Mr Manish Daga, President, All India Cotton Farmer Producer Organisation Association and MD of Cotto
The Government of India’s decision to allow duty-free imports of raw cotton from **1 June 2026 to 31 October 2026** has brought immediate relief to the textile industry, especially spinning mills. Under the notification, cotton imported under heading 5201 has been exempted from customs duty and Agriculture Infrastructure and Development Cess for this period.
At one level, the logic is clear. Mills have been under pressure from firm domestic cotton prices, uneven downstream demand, and tight margins. A temporary import window gives them more sourcing flexibility, particularly for mills that need cleaner, contamination-free fibre for higher-quality yarn and fabric production.
But the impact of this notification is not limited to mills alone. Its timing, structure, and market signal make it a far more complex development for the wider cotton economy.
### Why the Textile Industry Sees This as Positive
For spinning mills, especially in South India, the move is clearly supportive. Imported cotton can offer better contamination control, more consistent spinning performance, and in some cases better yarn realization. For mills supplying export-oriented yarn or fabric markets, this matters significantly. Even beyond duty savings, imported cotton may improve fibre quality outcomes and strengthen yarn sale realization.
The notification therefore improves optionality for mills. It gives them greater bargaining power in procurement and a useful alternative where domestic cotton quality is not meeting expectations.
# Why Domestic Cotton Sellers Are Concerned
While mills gain flexibility, domestic cotton sellers immediately come under pressure.
Once mills have a duty-free import option, they are less likely to chase Indian cotton aggressively, particularly if they are already dissatisfied with quality. That weakens the negotiating strength of domestic sellers and can slow off-take of local stocks.

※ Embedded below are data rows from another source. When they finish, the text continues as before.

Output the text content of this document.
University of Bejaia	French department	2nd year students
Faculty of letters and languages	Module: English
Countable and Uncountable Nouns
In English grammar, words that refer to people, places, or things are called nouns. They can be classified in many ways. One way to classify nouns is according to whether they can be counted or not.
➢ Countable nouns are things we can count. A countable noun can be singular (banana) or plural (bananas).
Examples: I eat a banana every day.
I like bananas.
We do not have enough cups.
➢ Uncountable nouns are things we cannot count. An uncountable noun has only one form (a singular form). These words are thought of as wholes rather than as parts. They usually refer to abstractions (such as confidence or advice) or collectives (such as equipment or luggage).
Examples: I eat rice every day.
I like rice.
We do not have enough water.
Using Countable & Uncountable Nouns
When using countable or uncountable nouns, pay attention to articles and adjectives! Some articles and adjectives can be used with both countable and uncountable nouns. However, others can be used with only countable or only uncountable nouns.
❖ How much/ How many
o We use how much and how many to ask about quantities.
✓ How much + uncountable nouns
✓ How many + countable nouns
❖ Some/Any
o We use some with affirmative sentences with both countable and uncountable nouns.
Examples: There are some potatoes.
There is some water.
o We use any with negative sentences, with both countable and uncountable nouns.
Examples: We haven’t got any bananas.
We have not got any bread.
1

This is especially important for **CCI, private stockists and traders** holding unsold cotton. If buyers delay purchases, seek discounts, or compare domestic lots with imported alternatives, these stock holders may face both slower liquidation and pressure on realizable
prices. For CCI, this can become even more difficult where mills already have concerns over fibre performance from certain lots.
### The Farmer Angle Matters Even More
The most sensitive aspect of this policy is its timing.
The duty-free import window begins just as farmers are entering the cotton sowing season. Even if actual imports remain limited, the policy sends a market signal at a crucial moment. Farmers may interpret it as a sign that whenever domestic cotton prices begin to firm up, imports could be used to cool the market.
That can damage confidence before sowing.
This matters because farmer sentiment is not just psychological — it directly affects acreage, crop investment, input use and eventually production quality. Cotton farmers are already facing rising costs, climate uncertainty, and unstable returns. A weaker price signal at sowing time can reduce willingness to take risk in the next crop cycle.
In that sense, the notification is not only an industry measure. It is also a farm-level sentiment event.
### Not All Mills Benefit Equally
Another important point is that not every mill will benefit in the same way.
Mills that still need to buy cotton may benefit from the added sourcing option. But mills already holding higher-cost domestic cotton inventory may face mark-to-market pressure if the market softens. So while the notification helps future procurement, it may also create
valuation risk for those already carrying expensive stock.
### Will Indian Cotton Prices Fall Sharply?
That is the big question, and the answer is more balanced than the market’s first reaction suggests.
The notification is clearly **bearish to neutral** for Indian cotton prices in sentiment terms. It limits excessive domestic bullishness, improves mill bargaining power, and creates pressure on stock holders. But that does not automatically mean Indian prices will collapse.
There are practical limits to how much cotton can actually be imported during this window. International cotton prices remain firm, the rupee is weak, and shipment timing is tight if cotton must arrive before the end of October. That means imports may remain selective
rather than flood the market.
Most likely, imports will be concentrated among mills that specifically need contamination-free cotton or better-quality fibre for export-oriented production. For the broader market, Indian cotton may still remain commercially viable.
### The Real Market Impact
This notification changes bargaining power across the cotton chain.
* **Mills gain flexibility and leverage**
* **CCI, traders and stockists face higher selling risk**
* **Farmers face a weaker price signal just before sowing**
* **Domestic cotton prices may soften, but not necessarily collapse**
That is why this policy cannot be viewed only as short-term industry relief. It has wider consequences for confidence in the domestic cotton ecosystem.
### Conclusion
The government’s decision offers real relief to the textile industry, but it also creates fresh uncertainty for the rest of the cotton value chain. The timing is especially sensitive because it comes just before sowing, when farmer confidence matters most.
In the coming months, the true effect of this notification will not be measured only by how much cotton India imports. It will also be measured by how it affects farmer sentiment, CCI stock liquidation, domestic price stability and the confidence of those holding Indian cotton.
The challenge, therefore, is not whether industry deserves support. It does. The real challenge is ensuring that support for mills does not end up weakening the very domestic cotton base on which India’s long-term fibre security depends.